How to be myself?
This might sound like a serious case of existential crisis, who am I, who do I want to become? But hold on, it is not a crisis at all and rather a good thing to happen, like a moment of clarity in a non esoteric way.
First of all, in order to live like you are, you have to know who you are. And that might be not as easy as it sounds, especially in that kind of hectic world we live in these days. Who really has the time to explore themselves and question their actions to adjust ther lifestyle eventually and in time? And then, years later one might look back and think about their descisions in life and why they were made.
When I was 16, I had the idea of moving abroad to the US and live my life there. I could not imagine anything better than experiencing a foreign country and at the same time, I dreamt about a big house, a nice car and a white collar career in a big company, suited up and everything. 11 years later I was getting closer, my career was kicking off and I had the opportunity to relocate from Germany to Denmark. Not the big step across the ocean and not the biggest career, but living abroad and be able to make a decent living of my salary I got going for me. Then, after a few years I was getting more and more into that weird habit of starting more and more hobbies besides work. Drawing on a graphic tablet, writing a book, taking archery classes, kayaking, sailing, photography and now I am actually taking violin classes and everything is creative and fun.

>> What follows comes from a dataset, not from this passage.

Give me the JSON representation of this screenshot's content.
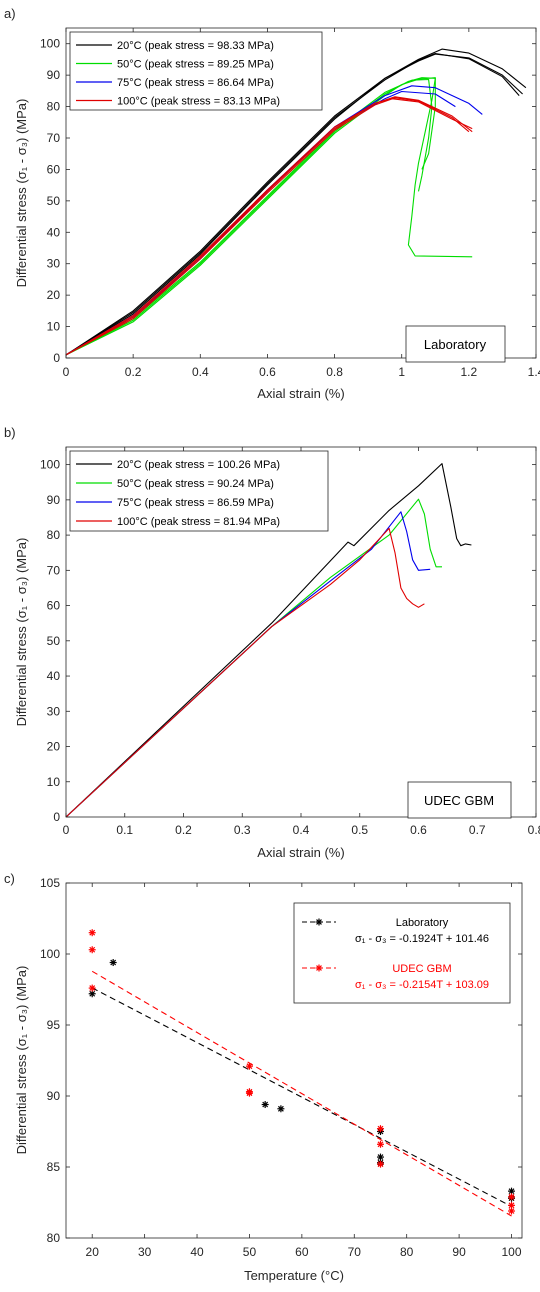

I started to question myself… which life descisions I made were based on my personality and contribut to personal fulfilment and which ones I made just because that’s what society and my surroundings would expect from me.
Me... is being free!
At my job I had the opportunity to take several personality tests while on workshops and teambuildings, like Myer Briggs JTI, Hofstede 6D and some 360 degree surveys, they all came to the same conclusion. I hate regulation and rules, I love to be creative and more in general, I am a very strong individualist and just want to live the most unregulated life possible. I am not structured, can’t even properly update my calender or can’t book a vacation half a year in advance. Who tells me that I still want to go there in half a year? That’s madness!
So looking back at my life so far, I surely can’t complain, but I also realised that the whole career part and thrive for a good social standing according to nowadays norms gives me nothing. For basically my whole life I thought that materialistic things matter, that a nice car, a house and a well payed job matter, that this is the key to self fulfillment. How wrong I was… Fast forward, sitting in my 27ft, 30 year old boat with a diesel heater and the smallest kitchen mankind has seen, living in 14 sqm just above the water line, I miss nothing and could not be happier right now.
That’s who I am, that’s who I need to be!
Over the course of 2 years I will work to untie more and more lines until I am able to set off and be free, travelling the vast and endless oceans… that’s just what I want to do.